Sohrawardī est né en 649 de l'hégire (1155 de l'ère chrétienne) à Sohraward, au nord-ouest de l'Iran, en une région longtemps restée fidèle au mazdéisme. Il fut l'élève de Majdoddīn al-Jīlī à Marāgheh, en Azerbaījān, puis il partit pour Ispahan, où Omar al-Sāwajī l'introduisit à l'œuvre d'Avicenne, sans en omettre les conclusions ésotériques. Sohrawardī fréquenta les soufis, dont il adopta le mode de vie : solitude, voyages, retraite et méditation. Il exigeait de lui-même une ascèse rigoureuse, des jeûnes prolongés, une diététique préparant le corps à s'effacer pour libérer l'âme et laisser s'élever l'imagination active. Il portait l'accent sur la nécessité de conquérir son authentique nature personnelle, et non sur la pure et simple abolition de soi. Il parvint à une égale liberté dans la connaissance rationnelle et dans les techniques visionnaires. Un témoignage laisse entendre qu'on le perçut, dans son entourage, comme un pôle de la connaissance ésotérique.

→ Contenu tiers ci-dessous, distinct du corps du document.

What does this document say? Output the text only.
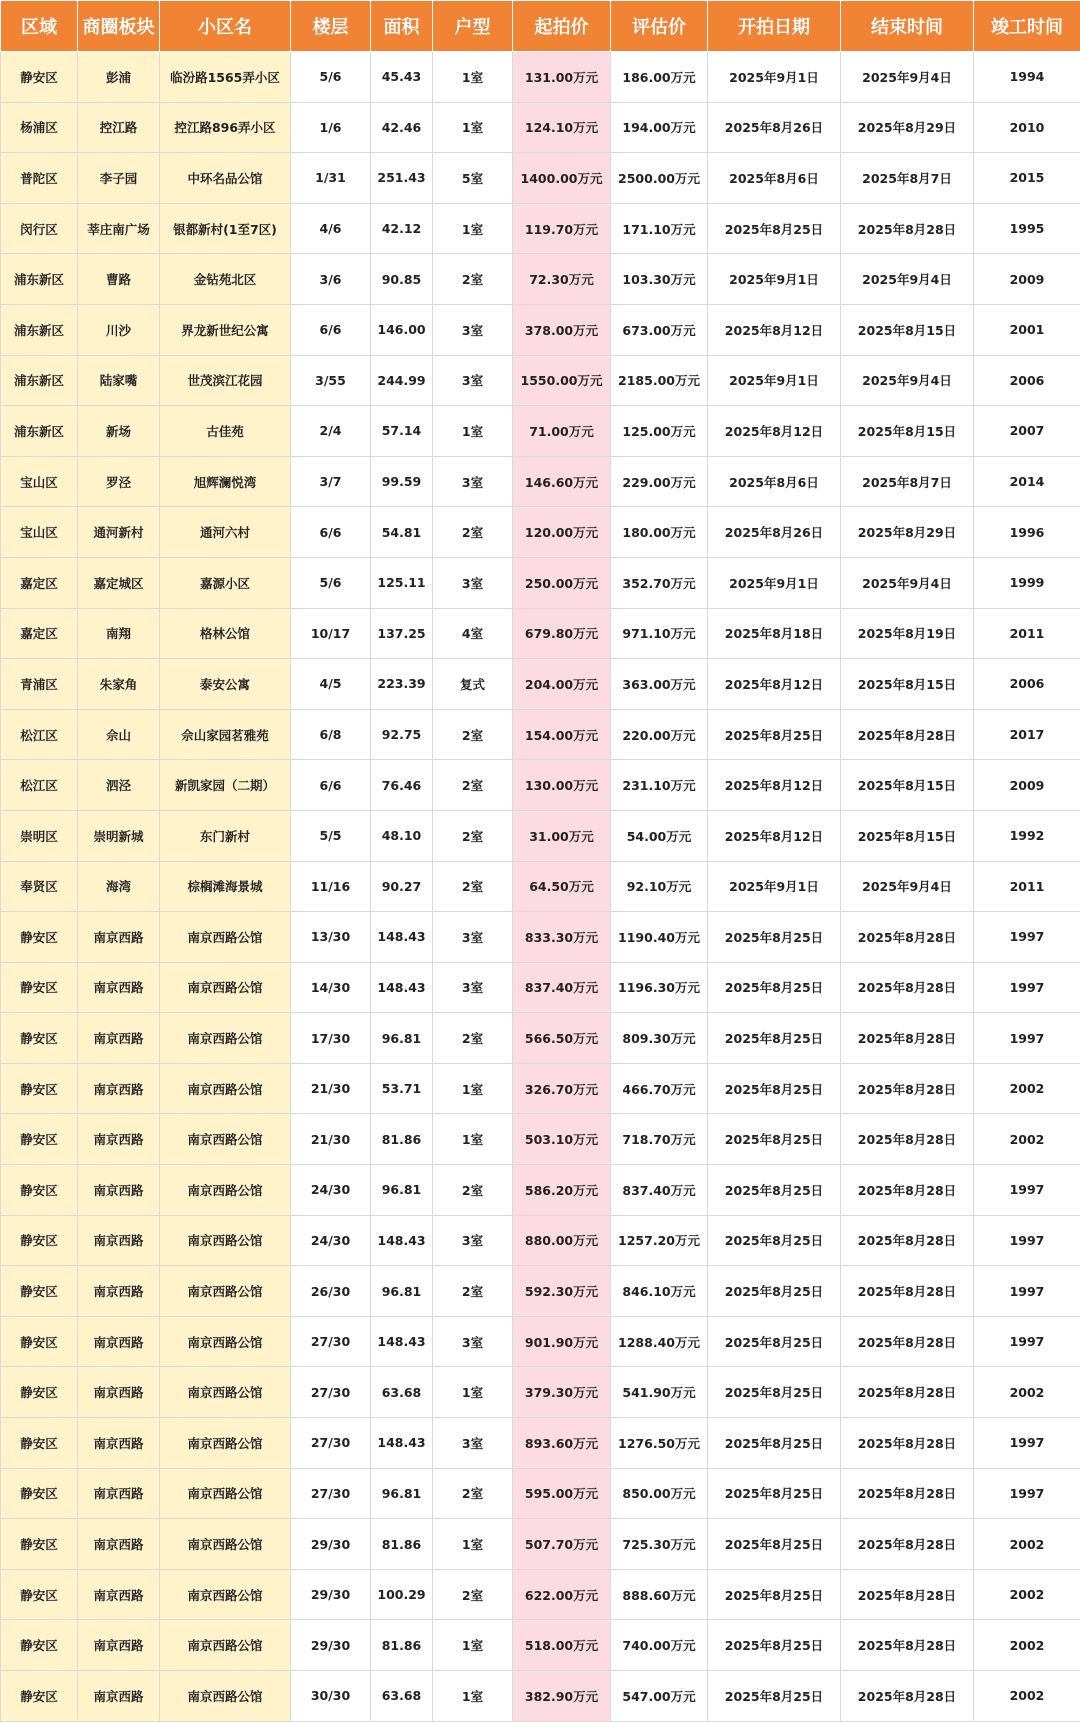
区域	商圈板块	小区名	楼层	面积	户型	起拍价	评估价	开拍日期	结束时间	竣工时间
静安区	彭浦	临汾路1565弄小区	5/6	45.43	1室	131.00万元	186.00万元	2025年9月1日	2025年9月4日	1994
杨浦区	控江路	控江路896弄小区	1/6	42.46	1室	124.10万元	194.00万元	2025年8月26日	2025年8月29日	2010
普陀区	李子园	中环名品公馆	1/31	251.43	5室	1400.00万元	2500.00万元	2025年8月6日	2025年8月7日	2015
闵行区	莘庄南广场	银都新村(1至7区)	4/6	42.12	1室	119.70万元	171.10万元	2025年8月25日	2025年8月28日	1995
浦东新区	曹路	金钻苑北区	3/6	90.85	2室	72.30万元	103.30万元	2025年9月1日	2025年9月4日	2009
浦东新区	川沙	界龙新世纪公寓	6/6	146.00	3室	378.00万元	673.00万元	2025年8月12日	2025年8月15日	2001
浦东新区	陆家嘴	世茂滨江花园	3/55	244.99	3室	1550.00万元	2185.00万元	2025年9月1日	2025年9月4日	2006
浦东新区	新场	古佳苑	2/4	57.14	1室	71.00万元	125.00万元	2025年8月12日	2025年8月15日	2007
宝山区	罗泾	旭辉澜悦湾	3/7	99.59	3室	146.60万元	229.00万元	2025年8月6日	2025年8月7日	2014
宝山区	通河新村	通河六村	6/6	54.81	2室	120.00万元	180.00万元	2025年8月26日	2025年8月29日	1996
嘉定区	嘉定城区	嘉源小区	5/6	125.11	3室	250.00万元	352.70万元	2025年9月1日	2025年9月4日	1999
嘉定区	南翔	格林公馆	10/17	137.25	4室	679.80万元	971.10万元	2025年8月18日	2025年8月19日	2011
青浦区	朱家角	泰安公寓	4/5	223.39	复式	204.00万元	363.00万元	2025年8月12日	2025年8月15日	2006
松江区	佘山	佘山家园茗雅苑	6/8	92.75	2室	154.00万元	220.00万元	2025年8月25日	2025年8月28日	2017
松江区	泗泾	新凯家园（二期）	6/6	76.46	2室	130.00万元	231.10万元	2025年8月12日	2025年8月15日	2009
崇明区	崇明新城	东门新村	5/5	48.10	2室	31.00万元	54.00万元	2025年8月12日	2025年8月15日	1992
奉贤区	海湾	棕榈滩海景城	11/16	90.27	2室	64.50万元	92.10万元	2025年9月1日	2025年9月4日	2011
静安区	南京西路	南京西路公馆	13/30	148.43	3室	833.30万元	1190.40万元	2025年8月25日	2025年8月28日	1997
静安区	南京西路	南京西路公馆	14/30	148.43	3室	837.40万元	1196.30万元	2025年8月25日	2025年8月28日	1997
静安区	南京西路	南京西路公馆	17/30	96.81	2室	566.50万元	809.30万元	2025年8月25日	2025年8月28日	1997
静安区	南京西路	南京西路公馆	21/30	53.71	1室	326.70万元	466.70万元	2025年8月25日	2025年8月28日	2002
静安区	南京西路	南京西路公馆	21/30	81.86	1室	503.10万元	718.70万元	2025年8月25日	2025年8月28日	2002
静安区	南京西路	南京西路公馆	24/30	96.81	2室	586.20万元	837.40万元	2025年8月25日	2025年8月28日	1997
静安区	南京西路	南京西路公馆	24/30	148.43	3室	880.00万元	1257.20万元	2025年8月25日	2025年8月28日	1997
静安区	南京西路	南京西路公馆	26/30	96.81	2室	592.30万元	846.10万元	2025年8月25日	2025年8月28日	1997
静安区	南京西路	南京西路公馆	27/30	148.43	3室	901.90万元	1288.40万元	2025年8月25日	2025年8月28日	1997
静安区	南京西路	南京西路公馆	27/30	63.68	1室	379.30万元	541.90万元	2025年8月25日	2025年8月28日	2002
静安区	南京西路	南京西路公馆	27/30	148.43	3室	893.60万元	1276.50万元	2025年8月25日	2025年8月28日	1997
静安区	南京西路	南京西路公馆	27/30	96.81	2室	595.00万元	850.00万元	2025年8月25日	2025年8月28日	1997
静安区	南京西路	南京西路公馆	29/30	81.86	1室	507.70万元	725.30万元	2025年8月25日	2025年8月28日	2002
静安区	南京西路	南京西路公馆	29/30	100.29	2室	622.00万元	888.60万元	2025年8月25日	2025年8月28日	2002
静安区	南京西路	南京西路公馆	29/30	81.86	1室	518.00万元	740.00万元	2025年8月25日	2025年8月28日	2002
静安区	南京西路	南京西路公馆	30/30	63.68	1室	382.90万元	547.00万元	2025年8月25日	2025年8月28日	2002
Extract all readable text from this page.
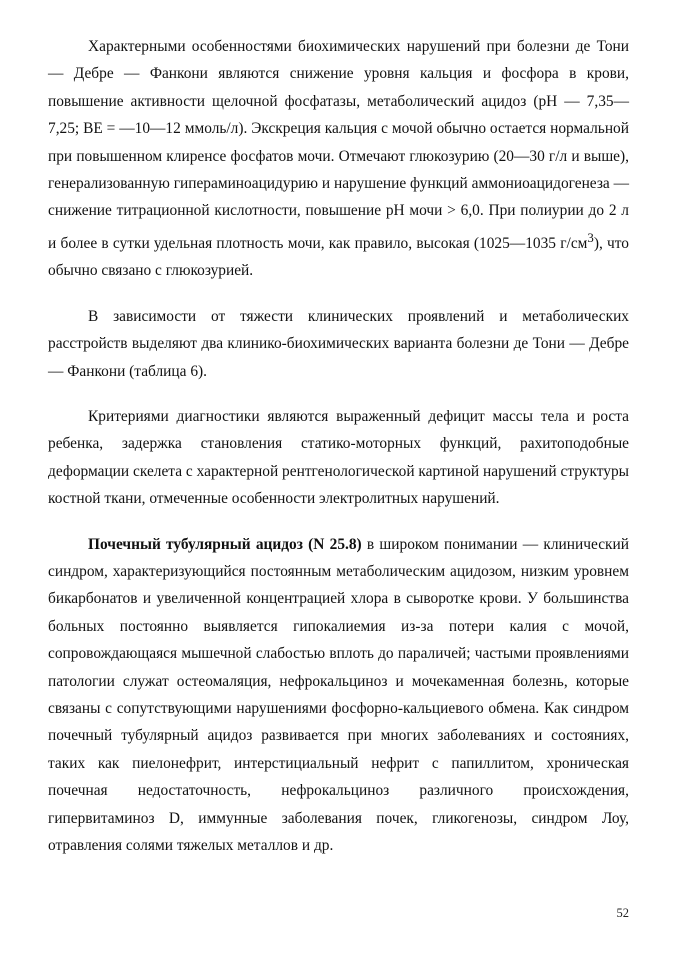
Характерными особенностями биохимических нарушений при болезни де Тони — Дебре — Фанкони являются снижение уровня кальция и фосфора в крови, повышение активности щелочной фосфатазы, метаболический ацидоз (рН — 7,35—7,25; ВЕ = —10—12 ммоль/л). Экскреция кальция с мочой обычно остается нормальной при повышенном клиренсе фосфатов мочи. Отмечают глюкозурию (20—30 г/л и выше), генерализованную гипераминоацидурию и нарушение функций аммониоацидогенеза — снижение титрационной кислотности, повышение рН мочи > 6,0. При полиурии до 2 л и более в сутки удельная плотность мочи, как правило, высокая (1025—1035 $г/см^3$), что обычно связано с глюкозурией.

В зависимости от тяжести клинических проявлений и метаболических расстройств выделяют два клинико-биохимических варианта болезни де Тони — Дебре — Фанкони (таблица 6).

Критериями диагностики являются выраженный дефицит массы тела и роста ребенка, задержка становления статико-моторных функций, рахитоподобные деформации скелета с характерной рентгенологической картиной нарушений структуры костной ткани, отмеченные особенности электролитных нарушений.

Почечный тубулярный ацидоз (N 25.8) в широком понимании — клинический синдром, характеризующийся постоянным метаболическим ацидозом, низким уровнем бикарбонатов и увеличенной концентрацией хлора в сыворотке крови. У большинства больных постоянно выявляется гипокалиемия из-за потери калия с мочой, сопровождающаяся мышечной слабостью вплоть до параличей; частыми проявлениями патологии служат остеомаляция, нефрокальциноз и мочекаменная болезнь, которые связаны с сопутствующими нарушениями фосфорно-кальциевого обмена. Как синдром почечный тубулярный ацидоз развивается при многих заболеваниях и состояниях, таких как пиелонефрит, интерстициальный нефрит с папиллитом, хроническая почечная недостаточность, нефрокальциноз различного происхождения, гипервитаминоз D, иммунные заболевания почек, гликогенозы, синдром Лоу, отравления солями тяжелых металлов и др.

52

Après avoir séjourné auprès des princes seljoukides de Rūm, Sohrawardī répondit à l'invitation du fils de Salāh al-Dīn (Saladin), Malik al-Zāhir, qui régnait alors sur Alep. Les ismaéliens, de quelque obédience qu'ils fussent, étaient fort suspects, en cette région, de menacer l'unité de l'islam face au regain des forces chrétiennes en Syrie. L'eschatologie et la prophétologie de Sohrawardī furent comprises des docteurs de la Loi comme une imāmologie ismaélienne déguisée et ils le condamnèrent. Au lieu de fuir, Sohrawardī soutint ouvertement ses thèses, protégé par son ami Malik al-Zāhir ; mais Saladin intervint à trois reprises auprès de son fils et le contraignit sous la menace à abandonner le philosophe, qui fut exécuté dans la citadelle d'Alep le 5 Rajāb 587 h. [...]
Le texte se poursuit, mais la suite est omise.